VERGENNES, Vt. (WCAX) – Flooding upended Vermonters’ summers last year, including research under the surface of Lake Champlain. But the shipwreck scans are now back on track.

Last summer, after July’s flooding, Lake Champlain’s waters were high. And researchers trying to get below the surface to study shipwrecks on the lake floor ran into too much silt to see. That’s what Lake Champlain Maritime Museum’s Chris Sabick told me last September after their 3D shipwreck mapping had stalled.

“We have continued to do some diving in the lake but there’s not much to see right now because of all that runoff,” Sabick said then.

Fortunately, this summer– and knock on wood– the weather has been better for exploring shipwrecks, allowing them to get to some research they couldn’t do last summer.

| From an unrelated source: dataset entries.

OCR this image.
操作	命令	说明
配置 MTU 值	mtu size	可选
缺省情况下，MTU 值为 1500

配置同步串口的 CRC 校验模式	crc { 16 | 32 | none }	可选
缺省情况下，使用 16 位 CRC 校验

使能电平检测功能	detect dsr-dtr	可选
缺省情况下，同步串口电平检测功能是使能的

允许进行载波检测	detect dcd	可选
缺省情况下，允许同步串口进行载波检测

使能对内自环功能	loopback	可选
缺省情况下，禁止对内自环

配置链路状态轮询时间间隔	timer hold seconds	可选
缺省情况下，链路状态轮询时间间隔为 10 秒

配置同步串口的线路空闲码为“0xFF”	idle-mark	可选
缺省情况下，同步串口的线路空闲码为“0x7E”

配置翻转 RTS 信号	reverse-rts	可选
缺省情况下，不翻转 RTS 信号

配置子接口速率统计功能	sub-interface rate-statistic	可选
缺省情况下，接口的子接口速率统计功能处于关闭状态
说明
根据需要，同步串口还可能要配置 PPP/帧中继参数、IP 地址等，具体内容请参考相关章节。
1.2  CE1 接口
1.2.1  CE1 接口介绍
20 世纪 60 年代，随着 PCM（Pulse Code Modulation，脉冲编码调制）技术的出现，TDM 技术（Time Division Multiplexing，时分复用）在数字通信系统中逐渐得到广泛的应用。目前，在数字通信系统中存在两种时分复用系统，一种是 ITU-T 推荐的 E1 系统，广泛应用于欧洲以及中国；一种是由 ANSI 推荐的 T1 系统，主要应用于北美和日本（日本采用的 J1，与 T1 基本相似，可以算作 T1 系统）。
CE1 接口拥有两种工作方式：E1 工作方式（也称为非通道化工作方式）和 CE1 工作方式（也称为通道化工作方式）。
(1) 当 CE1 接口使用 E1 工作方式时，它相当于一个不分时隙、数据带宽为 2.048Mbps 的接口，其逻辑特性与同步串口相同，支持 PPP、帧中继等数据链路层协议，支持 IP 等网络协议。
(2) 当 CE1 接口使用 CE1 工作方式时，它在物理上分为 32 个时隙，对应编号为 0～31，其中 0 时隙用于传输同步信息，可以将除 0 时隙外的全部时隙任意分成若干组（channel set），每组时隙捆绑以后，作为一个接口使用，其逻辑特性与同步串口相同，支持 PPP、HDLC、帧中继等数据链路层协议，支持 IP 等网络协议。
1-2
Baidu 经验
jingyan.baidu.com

“We have good visibility at the moment, though, obviously, that can change pretty rapidly depending on what conditions are like for the rest of the summer,” Sabick said.

This year, Sabick says they’re full steam ahead. They’re doing 3D modeling on the Phoenix shipwreck which sank in 1819 on Colchester Shoal, and working with partners on the battlefield for the 1776 Battle of Valcour Bay.

“Looking for some artifacts that may have fallen off of the Philadelphia, the gunboat Philadelphia, when it was razed in 1934,” Sabick said.

He says they’re prioritizing shipwreck mapping and trying to get models done early in case Mother Nature unleashes her wrath again.

“We’ll just see. What’s considered normal these days is hard to say, I guess, but a little more stability in the weather pattern would be appreciated so we can get all this great work done,” Sabick said.

They were able to get some work done last summer despite the flooding, like research in Panton’s Arnold’s Bay aimed at unearthing new information about the aftermath of the Battle of Valcour Island when Benedict Arnold ditched his ships, including his flagship, the Rogue Alley Congress.

Sabick says that project is wrapping up, but they hope to continue it because, as with many archaeological projects, he says they generated more questions than answers.